In my state, status quo conservatives who grew up with only brick and mortar neighborhood schools are not comfortable with the proliferation of homeschoolers, charter schools, and virtual schools. We have a cap of six new charter schools per year in Idaho, and it took this year’s budget crisis to get the state legislature to accept the idea of regular schools offering students virtual classes.

Visionary conservatism not only should prevail, but it must prevail in order to save the republic. The fundamental problem with status quo conservatives taking the lead of a nation after liberal rule is that there is no change in direction — only a change in speed or at best a stop. Thus, a liberal government moves the nation to the left and then a status quo conservative government slows the left’s momentum and is replaced by a liberal government that moves the country further to the left.

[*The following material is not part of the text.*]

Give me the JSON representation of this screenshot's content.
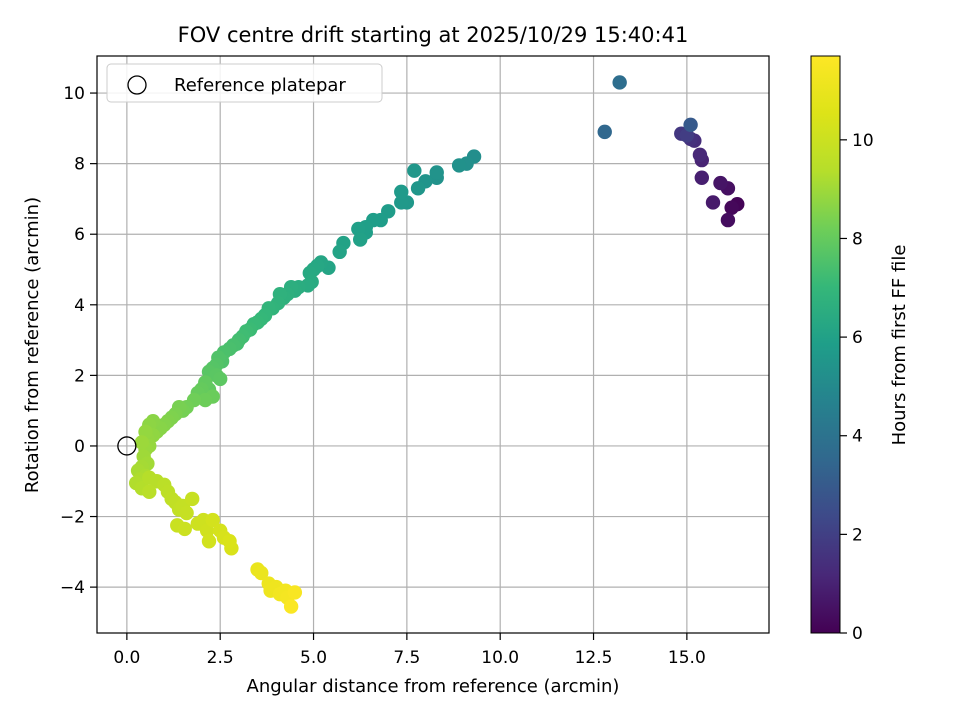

A visionary conservative government, if strong enough, could reverse the direction of the nation. And we are getting to the point where we can no longer afford milquetoast. Entitlements are wreaking havoc on our nation’s financial future. Our anti-growth tax code needs to not be tinkered with, but tossed out and replaced. A growing list of government programs don’t work and our country can no longer afford to waste just because we’ve wasted money on these programs as long as anyone can remember.

Cameron and the status quo conservatives take the path of least resistance to victory. They only need to tap into the public’s paradoxical dissatisfaction with current leadership coupled with their general cautious nature when it comes to large changes. Hannan and other visionary conservatives have to sell the public on large fundamental changes in the way government operates, against the backdrop of a hostile media and powerful opposition whose livelihood depends on defeating them.

No doubt, many status quo conservatives on this side of the Atlantic will hail a Cameron win as an example that American conservatives should seek to emulate. However, Cameron’s refusal to take on hard issues and push back against the ideological advances of the left will turn any Tory victory into a Pyrrhic one and a speed bump on the road to national ruination.

American conservatives would do well to avoid this fate.